The quantity of shortfall should have been the concern of the managers of the agriculture sector. Instead, they took shelter behind estimates and stuck to their guns of another bumper crop. One wishes they were correct but the situation on ground contradicts them.

The Economic Survey, basing its information on wheat on reports of the Minfal, had dished out provisional estimates that placed wheat output at 21.10 million tons and stated that the total crop was 8.2 per cent higher than the last year and yield per hectare had gone up by 6.7 per cent. One wishes that conclusion was also authentic. But the wheat scope is different and negative, a fact that can be verified by prices of the commodity in the market.

How much would be the shortfall is yet to be determined but farmers and officials one has talked to report shrivelled grain plus general lower yield per acre. Some farmers go to the extent of saying that yield has been lower by 10 to 20 per cent in many districts of Punjab.

The situation has been complicated by the vast difference in the government and private sector rates. The government offers Rs400 per bag of 40 maunds while the private sector is willing to purchase the same quantity with additional payment of Rs50.

The result is the failure of official procurement drives; many farmers are reportedly holding on to their produce in the hope of a further escalation of price. By now they know that imports would be costlier and feel that rates given to farmers of other countries should be their due too. The argument is valid though it is not going to happen.

Private sector offers are creeping up though only slightly after hitting the Rs450 mark. Meanwhile, the State Bank of Pakistan has also played a role in depriving farmers from obtaining due rates from the market by delaying its credit policy for the private sector.

What the government wishes to do is incomprehensible. The State Bank is moving in one direction and decision makers in Islamabad are following a different route. The government is in favour of deregulation of wheat trade and intends to withdraw the six percent withholding tax on wheat import to ‘make the business attractive to the private sector’. These are contradictory moves.

Weather, however has not been the only factor for low yield. The government policies have been high flow platitudes short on effective and contemporary technological support for the sector. One of the reasons for static yields is superannuated methods of cultivation. Majority of farmers still rely on broadcast sowing.

That restricts plant population and hampers growth. Such methods were served when food requirements were limited. The population explosion has changed things.

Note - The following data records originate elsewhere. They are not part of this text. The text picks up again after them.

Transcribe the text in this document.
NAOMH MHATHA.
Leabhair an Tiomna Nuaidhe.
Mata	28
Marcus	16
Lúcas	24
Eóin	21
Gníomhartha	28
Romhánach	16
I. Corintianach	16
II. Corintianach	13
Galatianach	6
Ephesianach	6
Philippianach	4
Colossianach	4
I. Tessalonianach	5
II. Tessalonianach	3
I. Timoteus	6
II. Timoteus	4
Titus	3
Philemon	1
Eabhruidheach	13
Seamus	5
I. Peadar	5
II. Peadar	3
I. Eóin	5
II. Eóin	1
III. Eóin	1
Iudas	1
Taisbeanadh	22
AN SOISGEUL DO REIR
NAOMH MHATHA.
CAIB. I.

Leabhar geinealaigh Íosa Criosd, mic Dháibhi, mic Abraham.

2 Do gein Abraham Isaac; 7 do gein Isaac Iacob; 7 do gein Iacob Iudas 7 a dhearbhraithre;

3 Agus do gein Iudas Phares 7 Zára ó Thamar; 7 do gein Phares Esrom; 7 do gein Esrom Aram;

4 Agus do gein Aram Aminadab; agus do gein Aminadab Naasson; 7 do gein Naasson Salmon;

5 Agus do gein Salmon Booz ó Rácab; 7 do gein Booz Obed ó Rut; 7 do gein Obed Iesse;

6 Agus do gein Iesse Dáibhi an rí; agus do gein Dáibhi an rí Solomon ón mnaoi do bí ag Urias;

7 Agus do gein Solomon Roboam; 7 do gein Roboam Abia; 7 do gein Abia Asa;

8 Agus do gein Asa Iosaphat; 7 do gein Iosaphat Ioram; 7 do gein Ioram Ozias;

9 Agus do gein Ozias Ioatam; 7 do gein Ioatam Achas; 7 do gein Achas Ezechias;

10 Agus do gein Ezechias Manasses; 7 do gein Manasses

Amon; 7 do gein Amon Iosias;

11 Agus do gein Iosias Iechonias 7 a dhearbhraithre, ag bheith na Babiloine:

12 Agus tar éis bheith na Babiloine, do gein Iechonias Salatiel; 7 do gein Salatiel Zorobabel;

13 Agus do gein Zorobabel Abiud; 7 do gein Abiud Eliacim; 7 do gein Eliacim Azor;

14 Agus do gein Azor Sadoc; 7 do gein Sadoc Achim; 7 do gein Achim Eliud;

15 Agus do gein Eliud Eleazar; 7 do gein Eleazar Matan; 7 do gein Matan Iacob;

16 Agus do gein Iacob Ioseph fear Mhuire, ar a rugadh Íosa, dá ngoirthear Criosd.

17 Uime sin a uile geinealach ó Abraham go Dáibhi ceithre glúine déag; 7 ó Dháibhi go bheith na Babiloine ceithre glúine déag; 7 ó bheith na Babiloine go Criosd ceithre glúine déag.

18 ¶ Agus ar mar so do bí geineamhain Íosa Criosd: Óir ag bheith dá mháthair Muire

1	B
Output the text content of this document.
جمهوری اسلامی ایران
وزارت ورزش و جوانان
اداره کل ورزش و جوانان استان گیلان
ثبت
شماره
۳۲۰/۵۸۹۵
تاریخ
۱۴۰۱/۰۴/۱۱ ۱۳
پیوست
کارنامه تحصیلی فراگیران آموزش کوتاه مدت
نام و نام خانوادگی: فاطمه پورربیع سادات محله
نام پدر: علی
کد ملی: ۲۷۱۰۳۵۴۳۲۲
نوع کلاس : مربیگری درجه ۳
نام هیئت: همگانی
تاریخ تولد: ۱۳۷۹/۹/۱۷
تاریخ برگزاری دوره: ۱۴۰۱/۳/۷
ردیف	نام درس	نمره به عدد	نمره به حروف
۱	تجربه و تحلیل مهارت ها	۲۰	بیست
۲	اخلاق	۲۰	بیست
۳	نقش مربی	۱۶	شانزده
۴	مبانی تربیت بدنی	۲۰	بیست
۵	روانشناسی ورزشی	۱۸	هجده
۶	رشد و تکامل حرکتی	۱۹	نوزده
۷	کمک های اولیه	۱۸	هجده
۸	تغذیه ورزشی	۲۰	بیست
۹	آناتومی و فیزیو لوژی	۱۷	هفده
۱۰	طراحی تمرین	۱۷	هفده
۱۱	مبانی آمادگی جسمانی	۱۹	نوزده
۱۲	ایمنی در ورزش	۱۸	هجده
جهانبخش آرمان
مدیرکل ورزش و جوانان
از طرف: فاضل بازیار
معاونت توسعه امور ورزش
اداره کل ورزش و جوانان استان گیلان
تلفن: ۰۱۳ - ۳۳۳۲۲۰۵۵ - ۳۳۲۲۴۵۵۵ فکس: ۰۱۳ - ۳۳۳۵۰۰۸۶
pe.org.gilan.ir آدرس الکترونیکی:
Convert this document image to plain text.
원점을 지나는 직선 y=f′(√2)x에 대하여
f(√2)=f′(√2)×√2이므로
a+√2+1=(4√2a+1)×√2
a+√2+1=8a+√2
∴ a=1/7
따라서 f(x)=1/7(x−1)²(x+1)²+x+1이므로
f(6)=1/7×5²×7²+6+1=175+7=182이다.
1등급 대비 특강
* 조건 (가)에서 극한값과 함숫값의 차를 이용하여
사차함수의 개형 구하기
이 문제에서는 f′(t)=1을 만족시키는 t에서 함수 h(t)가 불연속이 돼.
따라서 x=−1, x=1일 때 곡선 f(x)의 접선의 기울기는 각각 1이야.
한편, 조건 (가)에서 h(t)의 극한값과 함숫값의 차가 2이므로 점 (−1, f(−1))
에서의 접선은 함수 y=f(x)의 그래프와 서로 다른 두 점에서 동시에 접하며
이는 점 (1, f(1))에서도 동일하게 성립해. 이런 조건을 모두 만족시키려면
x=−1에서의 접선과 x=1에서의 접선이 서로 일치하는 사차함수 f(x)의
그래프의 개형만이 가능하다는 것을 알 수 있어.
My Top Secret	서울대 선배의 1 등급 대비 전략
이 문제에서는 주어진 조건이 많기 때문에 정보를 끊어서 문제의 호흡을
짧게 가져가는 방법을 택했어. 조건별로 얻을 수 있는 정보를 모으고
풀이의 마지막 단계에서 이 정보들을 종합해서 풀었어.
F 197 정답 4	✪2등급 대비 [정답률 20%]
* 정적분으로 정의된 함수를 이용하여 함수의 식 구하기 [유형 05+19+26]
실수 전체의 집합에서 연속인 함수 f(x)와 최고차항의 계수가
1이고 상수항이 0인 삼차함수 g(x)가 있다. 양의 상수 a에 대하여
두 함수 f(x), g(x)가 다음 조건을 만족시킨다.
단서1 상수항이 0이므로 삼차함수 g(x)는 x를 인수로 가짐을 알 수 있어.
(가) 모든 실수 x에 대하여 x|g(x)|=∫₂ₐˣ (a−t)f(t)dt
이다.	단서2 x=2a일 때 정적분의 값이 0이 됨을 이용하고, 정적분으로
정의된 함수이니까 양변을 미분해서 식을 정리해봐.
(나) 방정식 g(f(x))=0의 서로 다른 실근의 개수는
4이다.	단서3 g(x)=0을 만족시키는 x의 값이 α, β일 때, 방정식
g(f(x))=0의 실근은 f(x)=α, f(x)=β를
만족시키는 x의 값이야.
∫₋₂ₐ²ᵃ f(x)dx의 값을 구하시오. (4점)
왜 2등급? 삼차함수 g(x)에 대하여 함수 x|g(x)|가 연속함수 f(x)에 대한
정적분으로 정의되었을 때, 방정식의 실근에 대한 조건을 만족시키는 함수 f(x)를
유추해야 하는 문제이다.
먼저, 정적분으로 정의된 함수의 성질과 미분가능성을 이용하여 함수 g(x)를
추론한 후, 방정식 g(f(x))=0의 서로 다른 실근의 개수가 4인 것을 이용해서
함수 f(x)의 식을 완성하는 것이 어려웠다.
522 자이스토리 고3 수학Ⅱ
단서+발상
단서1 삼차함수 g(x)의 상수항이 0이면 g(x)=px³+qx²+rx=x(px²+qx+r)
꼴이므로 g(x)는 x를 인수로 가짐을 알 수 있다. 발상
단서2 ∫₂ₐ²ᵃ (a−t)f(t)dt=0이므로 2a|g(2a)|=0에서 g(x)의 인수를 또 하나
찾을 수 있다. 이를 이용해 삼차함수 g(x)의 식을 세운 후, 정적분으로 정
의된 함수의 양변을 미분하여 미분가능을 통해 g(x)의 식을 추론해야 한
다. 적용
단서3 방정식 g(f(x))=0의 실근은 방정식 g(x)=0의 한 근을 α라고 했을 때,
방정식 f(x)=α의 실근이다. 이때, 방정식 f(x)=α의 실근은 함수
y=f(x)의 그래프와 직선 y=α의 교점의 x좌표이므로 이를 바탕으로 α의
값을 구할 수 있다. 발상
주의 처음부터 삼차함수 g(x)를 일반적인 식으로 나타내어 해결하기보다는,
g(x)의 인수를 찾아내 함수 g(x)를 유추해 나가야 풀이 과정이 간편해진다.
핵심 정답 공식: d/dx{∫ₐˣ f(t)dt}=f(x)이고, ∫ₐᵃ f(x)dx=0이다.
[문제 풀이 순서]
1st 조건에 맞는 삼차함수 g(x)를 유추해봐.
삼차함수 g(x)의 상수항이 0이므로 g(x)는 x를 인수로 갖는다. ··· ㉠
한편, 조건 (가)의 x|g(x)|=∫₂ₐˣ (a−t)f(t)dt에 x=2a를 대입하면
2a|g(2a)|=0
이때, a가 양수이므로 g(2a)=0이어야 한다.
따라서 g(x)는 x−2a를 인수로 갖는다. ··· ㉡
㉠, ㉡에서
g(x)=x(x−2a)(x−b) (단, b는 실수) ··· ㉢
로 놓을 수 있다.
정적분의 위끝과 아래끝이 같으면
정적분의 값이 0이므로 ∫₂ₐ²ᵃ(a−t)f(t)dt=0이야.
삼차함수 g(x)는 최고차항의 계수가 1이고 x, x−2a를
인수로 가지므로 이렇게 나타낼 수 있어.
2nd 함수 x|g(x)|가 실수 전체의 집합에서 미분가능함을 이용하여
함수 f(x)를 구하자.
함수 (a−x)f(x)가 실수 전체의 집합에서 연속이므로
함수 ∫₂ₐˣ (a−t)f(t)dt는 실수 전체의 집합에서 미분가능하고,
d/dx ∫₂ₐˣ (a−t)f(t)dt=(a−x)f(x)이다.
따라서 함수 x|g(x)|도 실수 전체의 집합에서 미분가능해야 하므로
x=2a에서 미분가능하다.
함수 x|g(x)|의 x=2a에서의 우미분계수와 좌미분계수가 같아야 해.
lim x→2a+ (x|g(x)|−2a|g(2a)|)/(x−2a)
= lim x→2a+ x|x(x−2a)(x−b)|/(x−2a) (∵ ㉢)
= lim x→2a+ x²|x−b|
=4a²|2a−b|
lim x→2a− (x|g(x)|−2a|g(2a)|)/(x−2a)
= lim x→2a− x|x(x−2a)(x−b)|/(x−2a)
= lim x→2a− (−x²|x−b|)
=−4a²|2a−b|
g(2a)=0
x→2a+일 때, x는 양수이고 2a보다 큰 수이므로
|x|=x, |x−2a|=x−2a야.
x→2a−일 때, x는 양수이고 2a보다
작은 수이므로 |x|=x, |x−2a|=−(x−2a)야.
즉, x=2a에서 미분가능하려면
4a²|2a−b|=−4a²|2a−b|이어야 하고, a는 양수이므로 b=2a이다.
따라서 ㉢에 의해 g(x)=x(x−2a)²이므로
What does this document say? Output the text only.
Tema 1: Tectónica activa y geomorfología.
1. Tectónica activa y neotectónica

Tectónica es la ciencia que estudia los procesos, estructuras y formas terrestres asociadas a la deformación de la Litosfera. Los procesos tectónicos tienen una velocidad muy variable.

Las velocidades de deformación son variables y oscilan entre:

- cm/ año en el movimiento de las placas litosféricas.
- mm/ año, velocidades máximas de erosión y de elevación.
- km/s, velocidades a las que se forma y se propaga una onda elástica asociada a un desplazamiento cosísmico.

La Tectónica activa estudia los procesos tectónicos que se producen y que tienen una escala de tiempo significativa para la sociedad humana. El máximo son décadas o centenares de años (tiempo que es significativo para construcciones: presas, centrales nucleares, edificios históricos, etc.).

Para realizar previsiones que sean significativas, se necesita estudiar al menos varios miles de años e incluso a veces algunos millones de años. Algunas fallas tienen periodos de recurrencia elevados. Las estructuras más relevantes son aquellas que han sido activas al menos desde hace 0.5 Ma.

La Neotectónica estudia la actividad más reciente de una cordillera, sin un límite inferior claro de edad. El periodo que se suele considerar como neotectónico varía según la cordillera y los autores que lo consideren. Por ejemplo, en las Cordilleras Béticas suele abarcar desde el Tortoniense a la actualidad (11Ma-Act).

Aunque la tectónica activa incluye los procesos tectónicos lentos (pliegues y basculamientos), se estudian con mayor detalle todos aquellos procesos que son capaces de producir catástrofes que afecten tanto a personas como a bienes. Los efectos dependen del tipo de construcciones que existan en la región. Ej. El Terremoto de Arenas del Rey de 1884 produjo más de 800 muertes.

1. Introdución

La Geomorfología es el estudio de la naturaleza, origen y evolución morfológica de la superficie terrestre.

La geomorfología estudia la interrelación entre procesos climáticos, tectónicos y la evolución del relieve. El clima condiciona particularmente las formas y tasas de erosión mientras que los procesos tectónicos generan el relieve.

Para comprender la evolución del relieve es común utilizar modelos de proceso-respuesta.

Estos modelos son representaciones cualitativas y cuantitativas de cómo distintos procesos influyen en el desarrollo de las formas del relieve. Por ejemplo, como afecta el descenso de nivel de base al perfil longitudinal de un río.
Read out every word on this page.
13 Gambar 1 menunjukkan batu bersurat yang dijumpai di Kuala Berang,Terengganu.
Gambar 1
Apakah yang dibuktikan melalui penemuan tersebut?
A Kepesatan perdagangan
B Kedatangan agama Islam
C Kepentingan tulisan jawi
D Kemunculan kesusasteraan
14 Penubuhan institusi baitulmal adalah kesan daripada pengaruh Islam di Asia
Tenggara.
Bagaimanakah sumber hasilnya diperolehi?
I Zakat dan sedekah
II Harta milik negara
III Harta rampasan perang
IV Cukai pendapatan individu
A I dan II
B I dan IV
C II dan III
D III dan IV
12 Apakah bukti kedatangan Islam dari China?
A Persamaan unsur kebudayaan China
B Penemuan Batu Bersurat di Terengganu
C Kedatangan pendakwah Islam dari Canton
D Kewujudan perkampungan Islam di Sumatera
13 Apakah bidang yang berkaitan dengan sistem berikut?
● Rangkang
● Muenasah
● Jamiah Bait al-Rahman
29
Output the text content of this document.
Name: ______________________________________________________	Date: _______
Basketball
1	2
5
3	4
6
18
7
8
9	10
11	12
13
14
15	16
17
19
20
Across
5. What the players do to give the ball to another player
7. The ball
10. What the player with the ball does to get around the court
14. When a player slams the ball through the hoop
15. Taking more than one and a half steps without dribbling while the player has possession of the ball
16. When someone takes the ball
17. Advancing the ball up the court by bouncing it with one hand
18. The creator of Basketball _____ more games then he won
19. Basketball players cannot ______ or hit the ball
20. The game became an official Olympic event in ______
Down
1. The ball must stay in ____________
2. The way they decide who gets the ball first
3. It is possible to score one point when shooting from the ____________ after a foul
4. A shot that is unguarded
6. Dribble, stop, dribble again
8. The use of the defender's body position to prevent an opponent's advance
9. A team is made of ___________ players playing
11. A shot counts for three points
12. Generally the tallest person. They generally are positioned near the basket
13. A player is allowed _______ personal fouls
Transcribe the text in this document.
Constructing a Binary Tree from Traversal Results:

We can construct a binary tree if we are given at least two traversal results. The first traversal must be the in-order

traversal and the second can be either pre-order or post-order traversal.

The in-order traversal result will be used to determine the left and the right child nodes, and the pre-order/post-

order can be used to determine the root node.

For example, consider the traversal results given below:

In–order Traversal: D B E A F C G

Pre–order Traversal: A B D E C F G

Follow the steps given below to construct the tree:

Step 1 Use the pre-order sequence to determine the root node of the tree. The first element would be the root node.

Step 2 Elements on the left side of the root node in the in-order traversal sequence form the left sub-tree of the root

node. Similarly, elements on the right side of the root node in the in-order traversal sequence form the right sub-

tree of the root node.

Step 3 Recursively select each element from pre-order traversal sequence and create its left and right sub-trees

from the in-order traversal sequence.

A much greater quantity of food is now needed to fill the stomachs of the teeming millions.

Most western countries and even developing nations-India is an example, have converted their agriculture to new techniques and machinery and top of that list are conservation technologies. They have been propagated in Pakistan too, but lack of dynamic government support for their wide dissemination, availability of tools and training of farmers has hampered their desired growth in Pakistan.

Farmers cultivating land with conservation technologies, particularly the zero tillage (ZT) have reported considerably higher yields than their counterparts relying on broadcast sowing. The ZT not only helps boost produce but also conserves water, a rapidly shrinking vital resource and lowers investment on the crop in terms of diesel, fertilizer and other inputs.

Higher produce with lower investment is an incentive for farmers. But small landowners are not in a position to make the transition from inherited methods of cultivation to new technologies on their own. The government must step forward and bridge the distance between the growers and modern methods.

That is not being done fast enough. Indeed scant attention is being paid to this all important aspect of agriculture. Modernizing the sector is the name of the game and slogans would take the country nowhere.